While hydrodynamic processes respond instantaneously to morphological change, morphological change requires the redistribution of sediment. As sediment takes a finite time to move, there is a lag in the morphological response to hydrodynamic forcing. Sediment can therefore be considered to be a time-dependent coupling mechanism. Since the boundary conditions of hydrodynamic forcing change regularly, this may mean that the beach never attains equilibrium. Morphodynamic processes exhibit positive and negative feedbacks (such that beaches can, over different timescales, be considered to be both self-forcing and self-organised systems), nonlinearities and threshold behaviour.
This systems approach to the coast was first developed by Wright and Thom in 1977 and finalized by Wright and Short in 1984. According to their dynamic and morphological characteristics, exposed sandy beaches can be classified into several morphodynamic types (Wright and Short, 1984; Short, 1996). There is a large scale of morphodynamic states, this scale ranges from the "dissipative state" to the "reflective extremes".
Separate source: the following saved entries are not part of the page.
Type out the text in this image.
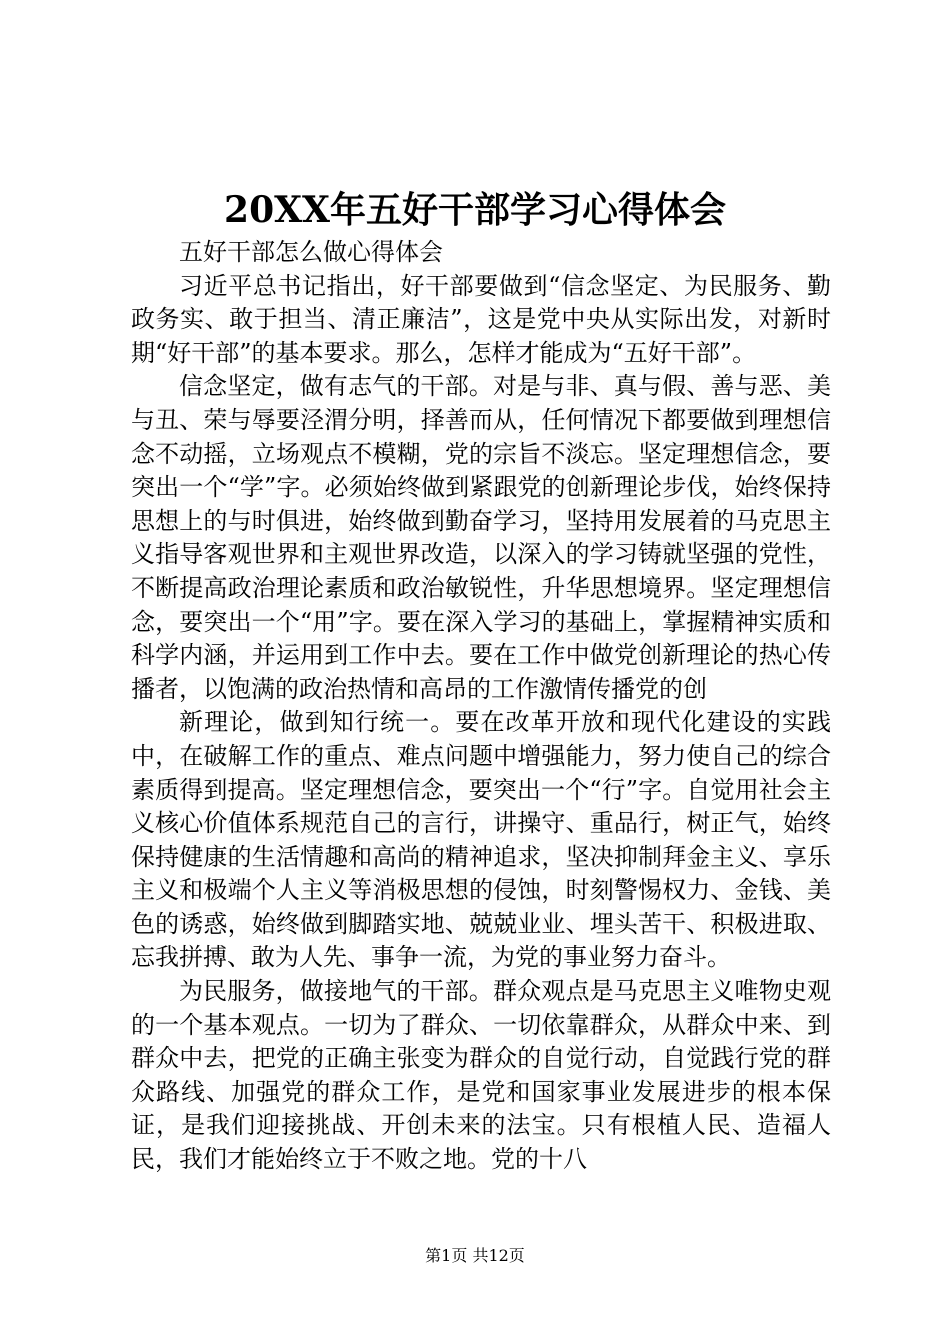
20XX年五好干部学习心得体会

五好干部怎么做心得体会

习近平总书记指出，好干部要做到“信念坚定、为民服务、勤政务实、敢于担当、清正廉洁”，这是党中央从实际出发，对新时期“好干部”的基本要求。那么，怎样才能成为“五好干部”。

信念坚定，做有志气的干部。对是与非、真与假、善与恶、美与丑、荣与辱要泾渭分明，择善而从，任何情况下都要做到理想信念不动摇，立场观点不模糊，党的宗旨不淡忘。坚定理想信念，要突出一个“学”字。必须始终做到紧跟党的创新理论步伐，始终保持思想上的与时俱进，始终做到勤奋学习，坚持用发展着的马克思主义指导客观世界和主观世界改造，以深入的学习铸就坚强的党性，不断提高政治理论素质和政治敏锐性，升华思想境界。坚定理想信念，要突出一个“用”字。要在深入学习的基础上，掌握精神实质和科学内涵，并运用到工作中去。要在工作中做党创新理论的热心传播者，以饱满的政治热情和高昂的工作激情传播党的创

新理论，做到知行统一。要在改革开放和现代化建设的实践中，在破解工作的重点、难点问题中增强能力，努力使自己的综合素质得到提高。坚定理想信念，要突出一个“行”字。自觉用社会主义核心价值体系规范自己的言行，讲操守、重品行，树正气，始终保持健康的生活情趣和高尚的精神追求，坚决抑制拜金主义、享乐主义和极端个人主义等消极思想的侵蚀，时刻警惕权力、金钱、美色的诱惑，始终做到脚踏实地、兢兢业业、埋头苦干、积极进取、忘我拼搏、敢为人先、事争一流，为党的事业努力奋斗。

为民服务，做接地气的干部。群众观点是马克思主义唯物史观的一个基本观点。一切为了群众、一切依靠群众，从群众中来、到群众中去，把党的正确主张变为群众的自觉行动，自觉践行党的群众路线、加强党的群众工作，是党和国家事业发展进步的根本保证，是我们迎接挑战、开创未来的法宝。只有根植人民、造福人民，我们才能始终立于不败之地。党的十八

第1页 共12页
Dissipative beaches are flat, have fine sand, incorporating waves that tend to break far from the intertidal zone and dissipate force progressively along wide surf zones. Dissipative beaches are wide and flat in profile, with a wide shoaling and surf zone, composed of finer sediment, and characterised by spilling breakers.
Reflective beaches are steep, and are known for their coarse sand; they have no surf zone, and the waves break brusquely on the intertidal zone. Reflective beaches are typically steep in profile with a narrow shoaling and surf zone, composed of coarse sediment, and characterised by surging breakers. Coarser sediment allows percolation during the swash part of the wave cycle, thus reducing the strength of backwash and allowing material to be deposited in the swash zone
Depending on beach state, near bottom currents show variations in the relative dominance of motions due to: incident waves, subharmonic oscillations, infragravity oscillations, and mean longshore and rip currents. On reflective beaches, incident waves and subharmonic edge waves are dominant. In highly dissipative surf zones, shoreward decay of incident waves is accompanied by shoreward growth of infragravity energy; in the inner surf zone, currents associated with infragravity standing waves dominate. On intermediate states with pronounced bar-trough (straight or crescentic) topographies, incident wave orbital velocities are generally dominant but significant roles are also played by subharmonic and infragravity standing waves, longshore currents, and rips. The strongest rips and associated feeder currents occur in association with intermediate transverse bar and rip topographies.
Transitions between beach states are often caused by changes in wave energy, with storms causing reflective beach profiles to flatten (offshore movement of sediment under steeper waves), thus adopting a more dissipative profile. Morphodynamic processes are also associated with other coastal landforms, for example spur and groove formation topography on coral reefs and tidal flats in infilling estuaries.
- Wright, L.D., Short, A.D., 1984. "Morphodynamic variability of surf zones and beaches: a synthesis". Marine Geology, 56, 93-118.
- Short, A.D., 1999. Handbook of Beach and Shoreface Morphodyanmics. West Sussex, UK: Wiley, 379pp.